Secondo Feltri, il movente giudiziario che ha portato alla condanna sarebbe completamente infondato. «La sua colpa? Essere il fidanzato della vittima», scrive. E accusa direttamente il sistema giudiziario e mediatico: «Per comodità si è sposata una tesi accusatoria che media e inquirenti hanno abbracciato, schiacciando la vita di Alberto».
“Il vero assassino è scappato. Non per astuzia, ma per pregiudizio”

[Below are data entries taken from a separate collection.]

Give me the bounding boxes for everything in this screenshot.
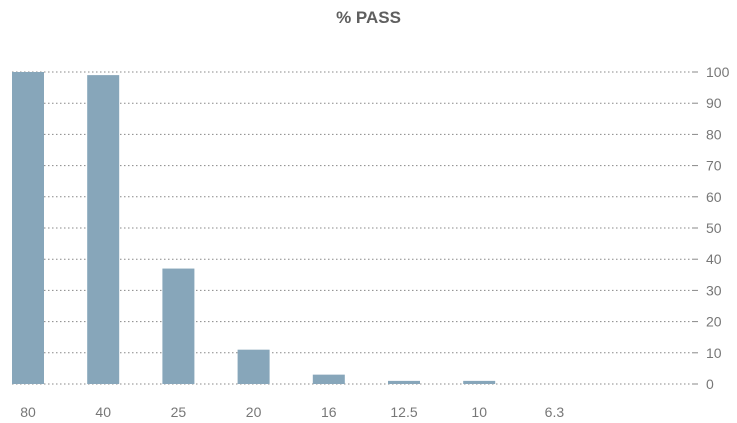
bar — [162, 268, 195, 384]
gridlines — [12, 71, 698, 385]
bars — [12, 72, 496, 385]
x-axis-ticks: 80 40 25 20 16 12.5 10 6.3 — [20, 404, 564, 420]
y-tick-label: 0 — [706, 376, 714, 392]
y-axis-ticks: 0 10 20 30 40 50 60 70 80 90 100 — [706, 64, 730, 392]
bar — [237, 349, 270, 384]
y-tick-label: 60 — [706, 189, 722, 205]
x-tick-label: 80 — [20, 404, 36, 420]
y-tick-label: 20 — [706, 314, 722, 330]
x-tick-label: 40 — [95, 404, 111, 420]
bar — [388, 380, 420, 384]
y-tick-label: 40 — [706, 251, 722, 267]
y-tick-label: 90 — [706, 95, 722, 111]
x-tick-label: 25 — [171, 404, 187, 420]
chart-title: % PASS — [336, 8, 401, 27]
y-tick-label: 50 — [706, 220, 722, 236]
y-tick-label: 100 — [706, 64, 730, 80]
bar — [463, 380, 496, 384]
x-tick-label: 6.3 — [545, 404, 565, 420]
y-tick-label: 10 — [706, 345, 722, 361]
bar — [12, 72, 44, 384]
x-tick-label: 12.5 — [390, 404, 417, 420]
bar — [312, 374, 345, 384]
y-tick-label: 80 — [706, 126, 722, 142]
x-tick-label: 16 — [321, 404, 337, 420]
x-tick-label: 20 — [246, 404, 262, 420]
y-tick-label: 70 — [706, 158, 722, 174]
x-tick-label: 10 — [471, 404, 487, 420]
bar — [87, 75, 120, 385]
y-tick-label: 30 — [706, 282, 722, 298]
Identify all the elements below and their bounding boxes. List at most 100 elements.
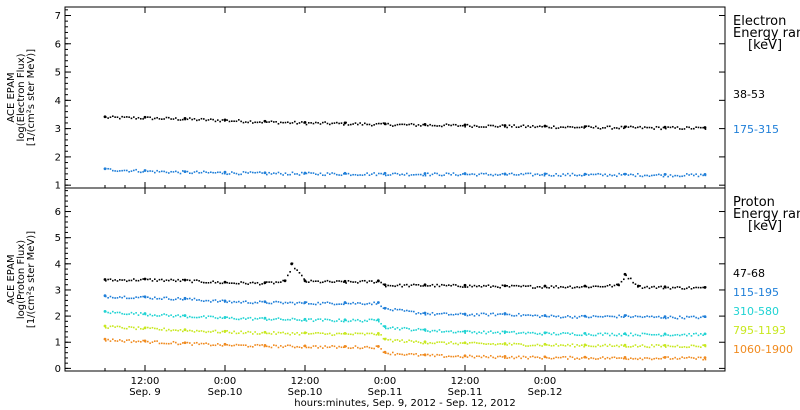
data-point — [317, 280, 319, 282]
data-point — [333, 320, 336, 323]
data-point — [704, 128, 707, 130]
data-point — [270, 173, 273, 175]
data-point — [438, 285, 441, 288]
legend-header-line: [keV] — [748, 38, 782, 53]
data-point — [459, 342, 462, 344]
data-point — [658, 357, 660, 360]
data-point — [630, 357, 632, 359]
data-point — [702, 174, 704, 177]
data-point — [308, 346, 310, 349]
data-point — [310, 303, 312, 305]
data-point — [490, 173, 492, 176]
data-point — [119, 117, 121, 120]
data-point — [191, 330, 193, 332]
data-point — [478, 342, 480, 345]
data-point — [653, 128, 655, 130]
data-point — [233, 330, 235, 333]
data-point — [618, 127, 620, 130]
data-point — [539, 125, 541, 127]
data-point — [695, 345, 697, 348]
x-tick-label-date: Sep. 9 — [129, 387, 161, 398]
data-point — [394, 308, 396, 310]
data-point — [415, 312, 417, 315]
data-point — [588, 174, 590, 176]
data-point — [350, 280, 352, 283]
data-point — [338, 122, 340, 125]
data-point — [529, 172, 532, 175]
data-point — [172, 329, 175, 331]
data-point — [214, 344, 217, 347]
data-point — [149, 116, 151, 119]
data-point — [632, 316, 634, 318]
data-point — [504, 332, 506, 335]
data-point — [415, 173, 417, 176]
data-point — [319, 281, 322, 284]
data-point — [287, 173, 289, 176]
data-point — [529, 344, 532, 347]
data-point — [231, 332, 233, 335]
data-point — [438, 313, 441, 315]
data-point — [373, 319, 375, 321]
data-point — [423, 172, 427, 175]
data-point — [508, 124, 511, 127]
data-point — [681, 346, 683, 349]
data-point — [413, 310, 415, 313]
data-point — [277, 122, 280, 125]
data-point — [536, 356, 539, 358]
data-point — [697, 356, 700, 359]
data-point — [466, 173, 469, 176]
data-point — [613, 315, 616, 318]
data-point — [503, 354, 507, 358]
data-point — [693, 127, 695, 130]
data-point — [200, 342, 203, 345]
data-point — [205, 342, 207, 344]
data-point — [158, 118, 161, 120]
data-point — [203, 118, 205, 120]
data-point — [667, 334, 669, 336]
data-point — [688, 316, 690, 318]
data-point — [611, 345, 613, 348]
data-point — [275, 281, 277, 283]
data-point — [466, 356, 469, 358]
data-point — [317, 122, 319, 124]
data-point — [464, 125, 466, 128]
data-point — [548, 315, 550, 318]
data-point — [422, 342, 424, 345]
data-point — [203, 281, 205, 284]
data-point — [133, 278, 135, 280]
data-point — [200, 299, 203, 302]
data-point — [630, 125, 632, 128]
data-point — [338, 318, 340, 321]
data-point — [399, 283, 401, 286]
data-point — [259, 344, 261, 347]
data-point — [238, 318, 240, 321]
data-point — [480, 342, 483, 345]
data-point — [135, 118, 137, 120]
data-point — [217, 281, 219, 283]
data-point — [301, 346, 303, 349]
data-point — [128, 170, 130, 173]
data-point — [546, 286, 548, 289]
data-point — [641, 358, 644, 361]
data-point — [581, 334, 583, 337]
data-point — [378, 334, 380, 336]
data-point — [623, 272, 627, 276]
data-point — [210, 301, 212, 303]
data-point — [676, 344, 679, 347]
data-point — [112, 279, 114, 282]
data-point — [520, 343, 522, 345]
data-point — [473, 284, 476, 287]
data-point — [198, 299, 200, 301]
data-point — [168, 298, 170, 300]
data-point — [618, 172, 620, 175]
data-point — [403, 284, 406, 286]
data-point — [268, 318, 270, 321]
data-point — [263, 330, 267, 334]
data-point — [389, 284, 392, 287]
data-point — [203, 300, 205, 303]
data-point — [499, 313, 501, 315]
data-point — [599, 357, 602, 359]
data-point — [130, 170, 133, 172]
data-point — [294, 120, 296, 123]
data-point — [399, 328, 401, 331]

Il punto più duro dell’intervento arriva quando Feltri affronta la questione mai risolta su chi sia il vero responsabile:
«Io sono convinto fin dall’inizio che il vero assassino l’abbia fatta franca, non per aver compiuto il delitto perfetto, ma per via di un pregiudizio che ha accecato le indagini. Quando ti innamori di una teoria, perdi di vista la giustizia».

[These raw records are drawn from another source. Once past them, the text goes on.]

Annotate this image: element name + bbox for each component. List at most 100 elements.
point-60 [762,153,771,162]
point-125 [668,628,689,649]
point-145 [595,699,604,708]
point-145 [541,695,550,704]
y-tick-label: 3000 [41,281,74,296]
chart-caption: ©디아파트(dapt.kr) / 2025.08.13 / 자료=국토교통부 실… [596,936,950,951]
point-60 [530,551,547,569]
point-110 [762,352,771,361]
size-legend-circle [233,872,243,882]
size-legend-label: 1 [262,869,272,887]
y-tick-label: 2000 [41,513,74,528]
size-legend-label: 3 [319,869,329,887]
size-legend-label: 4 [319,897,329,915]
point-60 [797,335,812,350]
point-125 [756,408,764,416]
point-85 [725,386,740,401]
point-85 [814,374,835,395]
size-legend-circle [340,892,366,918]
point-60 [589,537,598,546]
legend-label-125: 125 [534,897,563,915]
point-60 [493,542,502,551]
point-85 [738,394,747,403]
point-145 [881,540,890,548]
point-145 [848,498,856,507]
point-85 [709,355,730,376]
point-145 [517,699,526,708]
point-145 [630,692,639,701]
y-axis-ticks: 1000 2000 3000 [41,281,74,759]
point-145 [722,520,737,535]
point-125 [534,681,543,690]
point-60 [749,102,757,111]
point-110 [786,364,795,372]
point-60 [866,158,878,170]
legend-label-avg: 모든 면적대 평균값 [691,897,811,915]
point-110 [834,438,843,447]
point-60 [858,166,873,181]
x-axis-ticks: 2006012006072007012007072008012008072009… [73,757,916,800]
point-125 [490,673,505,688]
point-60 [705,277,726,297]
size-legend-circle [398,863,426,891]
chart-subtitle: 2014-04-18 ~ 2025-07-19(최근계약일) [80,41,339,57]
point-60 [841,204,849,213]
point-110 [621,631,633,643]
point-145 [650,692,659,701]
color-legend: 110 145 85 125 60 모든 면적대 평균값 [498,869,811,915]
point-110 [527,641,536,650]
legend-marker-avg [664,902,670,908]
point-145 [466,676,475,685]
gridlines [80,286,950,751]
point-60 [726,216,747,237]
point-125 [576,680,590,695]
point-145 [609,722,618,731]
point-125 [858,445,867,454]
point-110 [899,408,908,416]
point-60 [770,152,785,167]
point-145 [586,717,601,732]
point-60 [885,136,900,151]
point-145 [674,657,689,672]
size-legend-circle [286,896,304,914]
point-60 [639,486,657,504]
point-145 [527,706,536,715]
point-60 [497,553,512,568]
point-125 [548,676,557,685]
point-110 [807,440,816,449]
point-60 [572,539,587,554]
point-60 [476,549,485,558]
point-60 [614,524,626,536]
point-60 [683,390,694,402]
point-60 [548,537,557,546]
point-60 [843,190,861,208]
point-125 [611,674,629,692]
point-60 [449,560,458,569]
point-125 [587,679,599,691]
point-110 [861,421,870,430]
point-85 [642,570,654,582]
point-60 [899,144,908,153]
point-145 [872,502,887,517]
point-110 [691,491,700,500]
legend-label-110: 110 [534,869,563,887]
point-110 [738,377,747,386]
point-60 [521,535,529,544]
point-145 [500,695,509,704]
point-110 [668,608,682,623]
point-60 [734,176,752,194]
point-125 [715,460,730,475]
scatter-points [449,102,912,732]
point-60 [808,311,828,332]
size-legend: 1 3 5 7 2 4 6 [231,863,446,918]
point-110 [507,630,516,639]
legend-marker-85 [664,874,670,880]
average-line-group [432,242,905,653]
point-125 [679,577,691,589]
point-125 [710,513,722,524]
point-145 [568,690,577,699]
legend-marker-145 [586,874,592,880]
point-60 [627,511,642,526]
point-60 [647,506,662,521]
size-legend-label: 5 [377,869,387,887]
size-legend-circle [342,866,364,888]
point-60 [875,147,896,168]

Un monito alla magistratura: “Non trasformate un errore in ergastolo”
Mentre la Procura e i RIS scavano tra nuove perquisizioni, intercettazioni e un possibile martello ritrovato, Feltri lancia un monito: «L’errore iniziale non può diventare una catena perpetua».

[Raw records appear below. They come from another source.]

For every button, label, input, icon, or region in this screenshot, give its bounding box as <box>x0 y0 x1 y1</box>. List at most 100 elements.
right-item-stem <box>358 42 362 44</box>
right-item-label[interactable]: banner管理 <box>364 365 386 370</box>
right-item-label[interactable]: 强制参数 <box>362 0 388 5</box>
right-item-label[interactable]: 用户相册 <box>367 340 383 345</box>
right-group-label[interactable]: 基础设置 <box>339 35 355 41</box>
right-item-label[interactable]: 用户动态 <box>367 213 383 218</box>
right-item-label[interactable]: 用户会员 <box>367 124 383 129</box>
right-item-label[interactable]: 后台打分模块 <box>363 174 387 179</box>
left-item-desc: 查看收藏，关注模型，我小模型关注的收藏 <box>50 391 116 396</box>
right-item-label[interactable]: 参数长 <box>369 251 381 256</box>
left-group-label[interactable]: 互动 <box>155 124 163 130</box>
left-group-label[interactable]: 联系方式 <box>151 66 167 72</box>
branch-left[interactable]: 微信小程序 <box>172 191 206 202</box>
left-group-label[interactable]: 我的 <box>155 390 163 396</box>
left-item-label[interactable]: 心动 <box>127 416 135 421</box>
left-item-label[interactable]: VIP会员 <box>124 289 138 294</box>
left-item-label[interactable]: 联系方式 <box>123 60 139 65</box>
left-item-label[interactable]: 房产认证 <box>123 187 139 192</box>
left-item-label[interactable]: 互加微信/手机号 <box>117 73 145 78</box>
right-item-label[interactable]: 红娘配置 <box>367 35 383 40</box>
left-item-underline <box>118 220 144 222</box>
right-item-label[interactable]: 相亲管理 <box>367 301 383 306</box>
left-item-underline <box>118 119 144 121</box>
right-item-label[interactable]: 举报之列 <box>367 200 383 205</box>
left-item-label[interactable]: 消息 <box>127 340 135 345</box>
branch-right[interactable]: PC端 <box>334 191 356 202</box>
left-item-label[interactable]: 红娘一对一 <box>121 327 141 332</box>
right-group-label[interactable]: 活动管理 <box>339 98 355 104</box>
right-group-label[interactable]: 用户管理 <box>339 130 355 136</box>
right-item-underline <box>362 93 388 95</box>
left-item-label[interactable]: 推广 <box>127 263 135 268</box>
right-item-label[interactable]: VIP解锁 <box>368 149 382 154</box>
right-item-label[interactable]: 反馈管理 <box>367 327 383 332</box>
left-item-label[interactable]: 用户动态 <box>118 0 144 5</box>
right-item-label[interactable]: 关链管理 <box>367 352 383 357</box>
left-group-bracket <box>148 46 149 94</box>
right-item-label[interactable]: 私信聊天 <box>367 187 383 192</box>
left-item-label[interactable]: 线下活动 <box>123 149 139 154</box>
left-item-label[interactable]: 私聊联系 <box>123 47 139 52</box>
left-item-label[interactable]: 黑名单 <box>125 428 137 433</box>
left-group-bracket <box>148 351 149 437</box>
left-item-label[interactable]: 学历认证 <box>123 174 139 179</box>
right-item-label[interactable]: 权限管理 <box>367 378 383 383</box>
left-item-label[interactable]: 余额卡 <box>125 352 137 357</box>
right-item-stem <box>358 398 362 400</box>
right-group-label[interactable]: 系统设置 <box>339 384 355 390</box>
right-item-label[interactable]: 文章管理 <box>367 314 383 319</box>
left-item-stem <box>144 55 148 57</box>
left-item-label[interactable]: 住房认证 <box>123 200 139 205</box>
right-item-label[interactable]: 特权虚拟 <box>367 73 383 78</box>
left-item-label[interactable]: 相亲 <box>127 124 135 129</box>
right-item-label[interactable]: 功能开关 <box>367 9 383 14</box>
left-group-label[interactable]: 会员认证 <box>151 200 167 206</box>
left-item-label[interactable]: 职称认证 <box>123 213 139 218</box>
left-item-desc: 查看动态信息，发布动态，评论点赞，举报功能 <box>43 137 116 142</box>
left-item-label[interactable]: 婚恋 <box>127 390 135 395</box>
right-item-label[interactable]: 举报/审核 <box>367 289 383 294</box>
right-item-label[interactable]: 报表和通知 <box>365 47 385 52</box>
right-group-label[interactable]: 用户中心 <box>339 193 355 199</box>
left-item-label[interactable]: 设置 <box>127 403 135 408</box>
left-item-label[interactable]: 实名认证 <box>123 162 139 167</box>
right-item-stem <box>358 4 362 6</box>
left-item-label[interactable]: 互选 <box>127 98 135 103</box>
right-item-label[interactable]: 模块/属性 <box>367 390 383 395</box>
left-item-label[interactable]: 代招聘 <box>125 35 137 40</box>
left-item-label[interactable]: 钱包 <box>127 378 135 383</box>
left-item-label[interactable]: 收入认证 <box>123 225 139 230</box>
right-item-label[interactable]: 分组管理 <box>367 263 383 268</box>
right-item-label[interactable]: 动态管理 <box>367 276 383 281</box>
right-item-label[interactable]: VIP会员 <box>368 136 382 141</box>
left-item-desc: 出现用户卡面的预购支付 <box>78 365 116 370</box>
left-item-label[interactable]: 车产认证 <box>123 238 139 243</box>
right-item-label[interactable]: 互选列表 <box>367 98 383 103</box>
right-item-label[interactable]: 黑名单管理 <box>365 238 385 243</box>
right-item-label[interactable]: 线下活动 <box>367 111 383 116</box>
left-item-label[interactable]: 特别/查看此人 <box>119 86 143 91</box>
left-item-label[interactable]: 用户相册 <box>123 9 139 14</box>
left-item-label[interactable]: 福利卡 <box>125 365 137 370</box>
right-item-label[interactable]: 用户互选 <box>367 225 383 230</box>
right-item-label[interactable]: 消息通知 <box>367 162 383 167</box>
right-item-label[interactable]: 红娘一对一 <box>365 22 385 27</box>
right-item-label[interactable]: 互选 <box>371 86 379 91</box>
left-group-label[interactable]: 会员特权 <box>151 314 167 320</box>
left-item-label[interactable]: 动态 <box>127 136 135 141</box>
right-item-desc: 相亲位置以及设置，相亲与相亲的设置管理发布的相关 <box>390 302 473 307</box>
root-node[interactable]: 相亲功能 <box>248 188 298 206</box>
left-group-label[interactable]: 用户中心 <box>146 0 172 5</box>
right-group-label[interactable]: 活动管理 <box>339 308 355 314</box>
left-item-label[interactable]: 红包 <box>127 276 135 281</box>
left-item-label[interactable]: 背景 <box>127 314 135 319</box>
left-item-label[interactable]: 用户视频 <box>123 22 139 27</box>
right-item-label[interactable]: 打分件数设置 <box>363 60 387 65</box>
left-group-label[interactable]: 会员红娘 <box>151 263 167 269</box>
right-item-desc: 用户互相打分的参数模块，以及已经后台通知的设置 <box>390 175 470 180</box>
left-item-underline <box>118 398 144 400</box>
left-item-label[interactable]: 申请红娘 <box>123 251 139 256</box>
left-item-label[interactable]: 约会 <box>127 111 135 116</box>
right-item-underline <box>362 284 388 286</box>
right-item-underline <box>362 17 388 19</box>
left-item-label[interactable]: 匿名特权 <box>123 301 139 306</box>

Secondo il giornalista, questo nuovo capitolo processuale sarà decisivo per chiarire se Stasi sia stato davvero colpevole o solo la vittima più comoda di una ricostruzione forzata. Il messaggio è chiaro: «O si dimostra la sua colpevolezza con prove concrete o bisogna ammettere che siamo di fronte a uno dei più grandi errori giudiziari degli ultimi vent’anni».